When customers walk into a McDonald's to order a meal, they do not expect to wait long to place orders. They expect McDonald's to have the item they want, and they expect to receive their orders within a short period of time. An accurate forecast of customer traffic flow and product demand enables McDonald's to schedule enough servers, to stock enough food, and to schedule food production to provide high-quality service. An inaccurate forecast causes service to break down, resulting in poor quality.
McDonald’s has climbed five places since last year to the No. 3 position in the Gartner Supply Chain Top 25 of 2012. According to the report, this restaurant chain has managed the fine balance between new product growth and the resulting complexity in the supply chain planning and execution.
The McDonald’s supply chain is 100-percent outsourced. The company owns no factories and no distribution centers. McDonald’s has 16 major suppliers. The most important key performance indicator (KPI) is ‘no item may ever be out of stock’. In order to achieve this, the company works in accordance with several supply chain planning principles. The expectations have to be crystal clear at both restaurant level and menu-item level. The forecasting application used by McDonald is JDA Manugistics 7. It has taken steps to continuously evaluate and report its data.

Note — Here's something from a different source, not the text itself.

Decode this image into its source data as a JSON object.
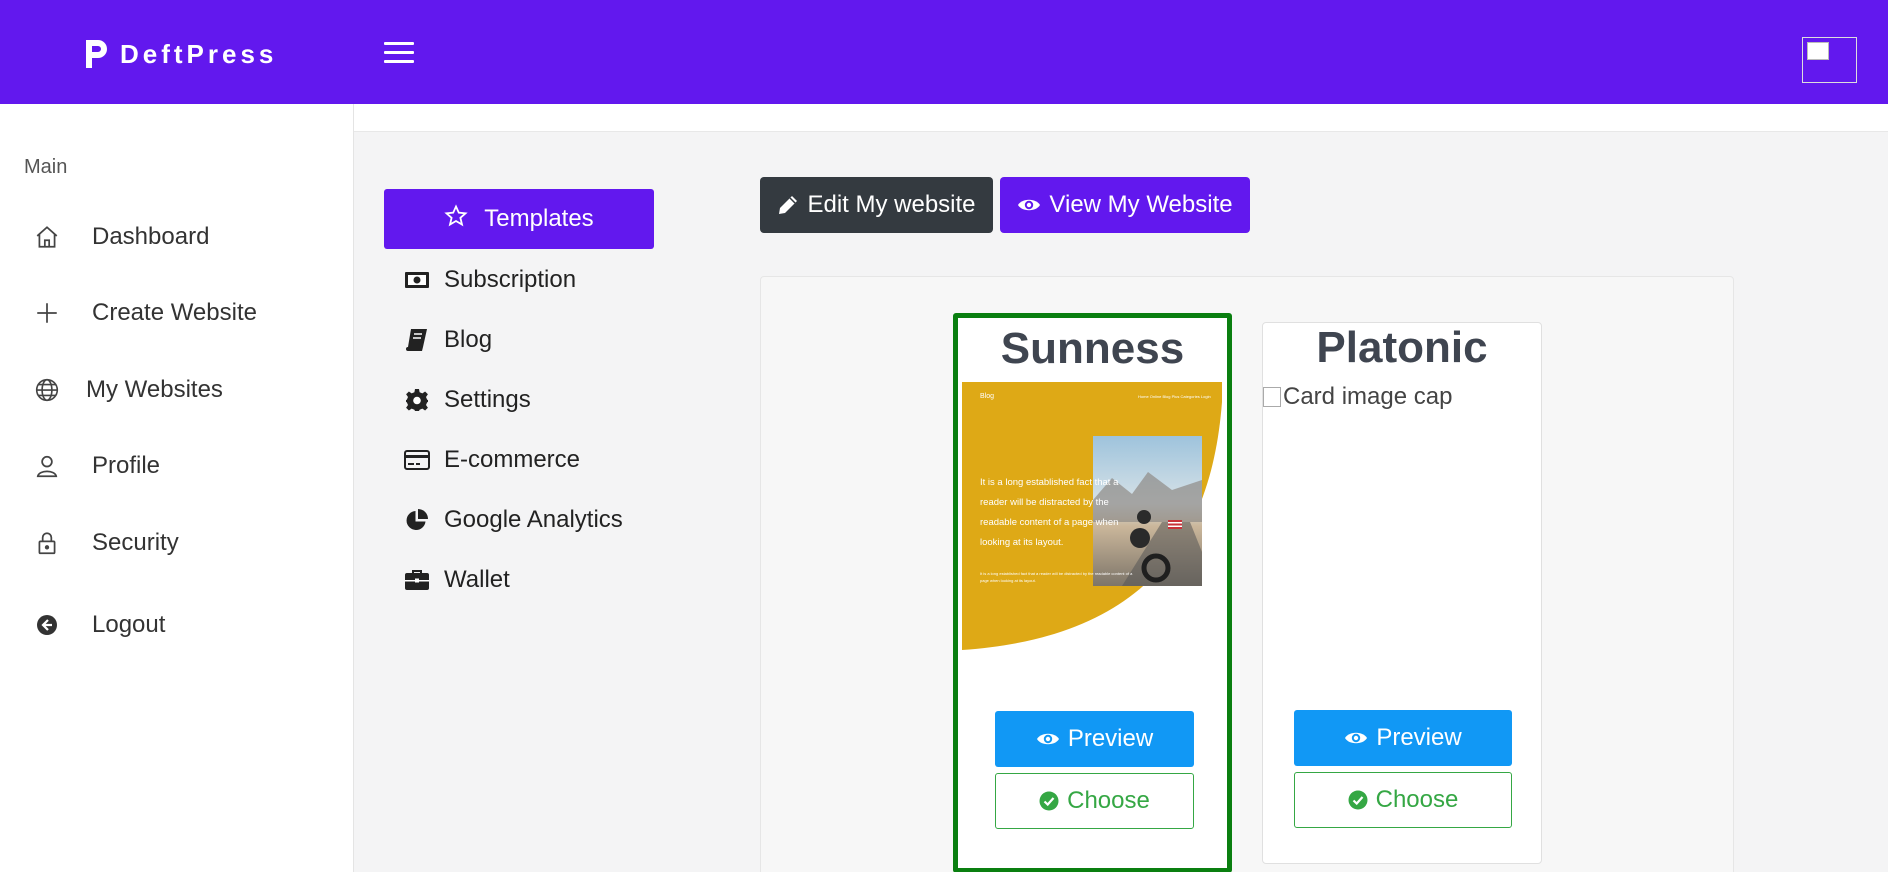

Daily point-of-sale (POS) data at item level, the product list, stock levels at the restaurants, and inventory and shipments at the distribution center are used as input for the forecast. In addition, the marketing plan is taken into consideration – e.g. whether the data concerns a standard product or one on promotion – as are the plans of each franchisee, whose own promotional campaign or local adaptations may need to be factored in. The forecast’s output is validated by forecast accuracy measures.
One of the questions that might be of interest to readers is how McDonald is able to forecast its day-to-day demand in order to meet orders of its customers in its 1-minute drive through? What optimization techniques or predictive modeling approach is deployed by McDonalds to minimize wastage and at the same time maintain freshness and good quality of its food?